Personal information
- Full name: Frida Nordin
- Date of birth: 23 May 1982 (age 44)
- Place of birth: Växjö, Sweden
- Height: 1.63 m (5 ft 4 in)
- Position: Midfielder

Youth career
- Hovshaga AIF

Senior career*
- Years: Team / Apps / (Gls)
- 1995–1997: Alvesta GoIF
- 1998–2001: Östers IF
- 2002–2013: LdB FC Malmö
- 2013: IF Limhamn Bunkeflo

International career
- 2001–2008: Sweden / 40 / (3)

= Frida Nordin =

Swedish football midfielder (born 1982)

Frida Nordin (born 23 May 1982) is a Swedish football midfielder who played for IF Limhamn Bunkeflo in the Elitettan. She first played in the UEFA Women's Cup in 2004.
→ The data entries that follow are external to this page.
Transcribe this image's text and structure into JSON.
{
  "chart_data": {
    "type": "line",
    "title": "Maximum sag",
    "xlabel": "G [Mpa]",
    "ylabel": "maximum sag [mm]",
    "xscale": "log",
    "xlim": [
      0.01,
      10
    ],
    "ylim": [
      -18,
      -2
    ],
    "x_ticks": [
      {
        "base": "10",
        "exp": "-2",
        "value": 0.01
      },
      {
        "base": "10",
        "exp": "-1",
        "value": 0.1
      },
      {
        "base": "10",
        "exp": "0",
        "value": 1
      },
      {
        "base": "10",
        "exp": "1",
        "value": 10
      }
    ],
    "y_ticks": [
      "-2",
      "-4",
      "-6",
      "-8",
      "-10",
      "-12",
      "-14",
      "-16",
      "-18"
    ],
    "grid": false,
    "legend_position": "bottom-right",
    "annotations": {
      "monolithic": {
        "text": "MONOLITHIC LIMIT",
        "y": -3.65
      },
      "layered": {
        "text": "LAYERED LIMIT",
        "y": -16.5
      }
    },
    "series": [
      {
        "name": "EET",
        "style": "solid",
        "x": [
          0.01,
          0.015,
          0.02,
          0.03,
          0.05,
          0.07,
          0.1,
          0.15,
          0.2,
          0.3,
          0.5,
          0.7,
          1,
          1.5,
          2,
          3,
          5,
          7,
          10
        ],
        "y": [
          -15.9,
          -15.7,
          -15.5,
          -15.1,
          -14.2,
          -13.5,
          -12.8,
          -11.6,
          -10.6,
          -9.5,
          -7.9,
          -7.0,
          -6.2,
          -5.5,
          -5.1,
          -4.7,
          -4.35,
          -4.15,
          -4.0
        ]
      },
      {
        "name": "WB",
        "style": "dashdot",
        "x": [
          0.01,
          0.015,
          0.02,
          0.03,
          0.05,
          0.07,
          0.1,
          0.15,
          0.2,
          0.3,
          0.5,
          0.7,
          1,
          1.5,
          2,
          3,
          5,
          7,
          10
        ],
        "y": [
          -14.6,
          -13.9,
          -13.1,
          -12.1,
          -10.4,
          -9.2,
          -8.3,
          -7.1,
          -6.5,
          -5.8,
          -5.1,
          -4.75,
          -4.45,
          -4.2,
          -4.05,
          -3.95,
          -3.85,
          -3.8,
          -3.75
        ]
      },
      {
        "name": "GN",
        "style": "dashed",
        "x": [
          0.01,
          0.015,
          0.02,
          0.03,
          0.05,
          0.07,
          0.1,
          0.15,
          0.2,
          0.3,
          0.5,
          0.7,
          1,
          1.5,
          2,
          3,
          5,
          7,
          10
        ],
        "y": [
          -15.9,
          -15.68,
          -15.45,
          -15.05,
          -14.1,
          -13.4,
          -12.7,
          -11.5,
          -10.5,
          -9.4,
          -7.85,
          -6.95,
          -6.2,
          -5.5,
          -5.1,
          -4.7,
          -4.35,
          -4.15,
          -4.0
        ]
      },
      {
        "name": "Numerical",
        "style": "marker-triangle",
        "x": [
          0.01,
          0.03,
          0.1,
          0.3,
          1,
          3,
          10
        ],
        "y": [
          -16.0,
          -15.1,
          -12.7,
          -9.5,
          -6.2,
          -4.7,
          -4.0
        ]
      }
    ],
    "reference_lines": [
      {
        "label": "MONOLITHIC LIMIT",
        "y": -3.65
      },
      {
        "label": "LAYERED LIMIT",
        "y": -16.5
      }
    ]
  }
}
Since 2001 Nordin has been a member of the Swedish national team. She was included in the silver medal-winning 2003 World Cup squad, while she missed the 2007 World Cup due to an injury.

In May 2013 Nordin returned to action for Malmö after a year out with an anterior cruciate ligament injury, but just two months later she departed for another Malmö-based club, Limhamn Bunkeflo.